Depremin ardından hepimiz çok üzüldük ama ardından kabullenip sorumluluklarımızın daha da fazla olduğu bilinciyle harekete geçtik. Katkı sektörünün payı düşük olsa da kaliteli ve standartlara uygun beton üretimi noktasında beklentisi ve faydası yüksek. Burada sağlanması gereken faydalardan biri de beton ustasının uygulama yöntemini kolaylaştırmak. Usta akıcı betonu çok fazla çaba sarf etmeden kalıba yerleştirebilmelidir. Chryso olarak bu noktada da dizayn desteği veriyoruz. Çok geniş bir AR-GE ekibimiz var ve sahadaki arkadaşlarımızın çoğunluğu teknik eleman. Depremle birlikte hepimiz eksiklerimizi görmüş olduk. Bundan sonraki süreçte bilinçlendirme çalışmalarına devam edeceğiz ve yeni yapılanmada daha aktif rol almaya çalışacağız. 

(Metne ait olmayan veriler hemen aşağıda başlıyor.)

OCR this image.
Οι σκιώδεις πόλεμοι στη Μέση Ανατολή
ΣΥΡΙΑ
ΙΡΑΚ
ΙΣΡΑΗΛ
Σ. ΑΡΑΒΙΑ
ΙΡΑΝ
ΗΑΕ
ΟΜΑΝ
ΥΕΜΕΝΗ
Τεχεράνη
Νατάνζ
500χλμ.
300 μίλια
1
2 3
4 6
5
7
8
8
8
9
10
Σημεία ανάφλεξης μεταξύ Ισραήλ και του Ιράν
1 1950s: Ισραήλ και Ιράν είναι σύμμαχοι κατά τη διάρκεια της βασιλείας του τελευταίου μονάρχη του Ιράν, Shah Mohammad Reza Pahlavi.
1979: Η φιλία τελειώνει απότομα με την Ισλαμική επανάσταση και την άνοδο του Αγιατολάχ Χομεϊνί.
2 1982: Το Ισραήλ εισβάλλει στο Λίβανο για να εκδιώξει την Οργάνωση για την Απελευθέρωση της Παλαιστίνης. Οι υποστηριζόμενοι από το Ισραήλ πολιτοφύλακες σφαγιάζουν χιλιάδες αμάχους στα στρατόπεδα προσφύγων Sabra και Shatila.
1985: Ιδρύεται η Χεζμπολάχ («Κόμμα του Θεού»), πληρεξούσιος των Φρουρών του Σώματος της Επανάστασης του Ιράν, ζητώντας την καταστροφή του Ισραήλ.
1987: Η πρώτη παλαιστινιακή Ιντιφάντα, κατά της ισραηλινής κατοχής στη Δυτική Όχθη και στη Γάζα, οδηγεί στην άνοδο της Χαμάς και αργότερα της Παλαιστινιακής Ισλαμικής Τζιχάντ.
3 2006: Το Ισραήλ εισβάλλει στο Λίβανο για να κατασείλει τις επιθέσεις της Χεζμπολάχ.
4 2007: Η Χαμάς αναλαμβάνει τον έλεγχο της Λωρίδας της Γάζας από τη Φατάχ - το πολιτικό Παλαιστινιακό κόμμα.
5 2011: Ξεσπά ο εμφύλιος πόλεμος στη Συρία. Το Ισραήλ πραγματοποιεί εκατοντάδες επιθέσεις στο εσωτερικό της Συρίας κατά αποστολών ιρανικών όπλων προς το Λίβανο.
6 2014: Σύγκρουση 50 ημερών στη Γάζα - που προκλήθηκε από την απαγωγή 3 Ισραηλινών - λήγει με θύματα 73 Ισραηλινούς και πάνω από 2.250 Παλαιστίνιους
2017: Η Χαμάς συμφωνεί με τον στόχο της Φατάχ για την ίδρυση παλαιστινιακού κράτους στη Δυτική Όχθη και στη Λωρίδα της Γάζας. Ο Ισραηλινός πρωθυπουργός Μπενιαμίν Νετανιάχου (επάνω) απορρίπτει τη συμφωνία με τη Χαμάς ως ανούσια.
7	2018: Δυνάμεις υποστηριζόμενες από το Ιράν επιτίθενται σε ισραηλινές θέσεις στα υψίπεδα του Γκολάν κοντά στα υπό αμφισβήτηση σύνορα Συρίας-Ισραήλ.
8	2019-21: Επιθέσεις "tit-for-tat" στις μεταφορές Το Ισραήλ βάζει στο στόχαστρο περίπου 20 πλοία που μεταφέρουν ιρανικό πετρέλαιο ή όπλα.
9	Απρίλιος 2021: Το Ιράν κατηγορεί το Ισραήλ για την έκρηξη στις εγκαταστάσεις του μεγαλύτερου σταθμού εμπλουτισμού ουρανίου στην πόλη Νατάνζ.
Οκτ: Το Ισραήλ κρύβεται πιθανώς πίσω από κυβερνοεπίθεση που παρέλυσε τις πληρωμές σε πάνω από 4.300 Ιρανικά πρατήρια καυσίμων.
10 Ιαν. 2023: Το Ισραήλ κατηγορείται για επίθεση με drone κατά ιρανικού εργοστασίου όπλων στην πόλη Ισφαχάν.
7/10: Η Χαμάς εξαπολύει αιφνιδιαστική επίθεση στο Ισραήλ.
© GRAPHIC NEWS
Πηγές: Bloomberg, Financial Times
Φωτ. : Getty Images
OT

Ayrıca Chryso olarak her sene Kırklareli Üniversitesi, İTÜ, Karadeniz Teknik Üniversitesi, Kastamonu Üniversitesi Kastamonu Meslek Yüksekokulu gibi farklı üniversitelerle işbirlikleri gerçekleştiriyoruz. Ayrıca beton firmalarına yönelik “eğitimde sizdeyiz” diye bir programımız var. O program dahilinde sistemi geliştiriyor ve eğitim veriyoruz. 
CHRYSO AR-GE ve Kalite Direktörü Oytun Emre 

Oytun Emre: Kalıpçılara su yerine akışkanlaştırıcı katkıların kullanılması yönünde bilinçlendirme çalışmalarının olması gerektiğini düşünüyorum. Kalfa ne kadar zarar verdiğini bilmeden sadece en az maliyetle betonun akışkanlığını sağlamak istiyor. Bu akışkanlık kendinden yerleşen betonla da verilebilir ya da su/çimento oranı korunarak da verilebilir. Fakat bunların hepsi maliyeti de beraberinde getiriyor. Yıkılacak binalar göz önünde bulundurulduğunda ise bunun maliyetinin çok düşük olduğu analiz edilebiliyor. 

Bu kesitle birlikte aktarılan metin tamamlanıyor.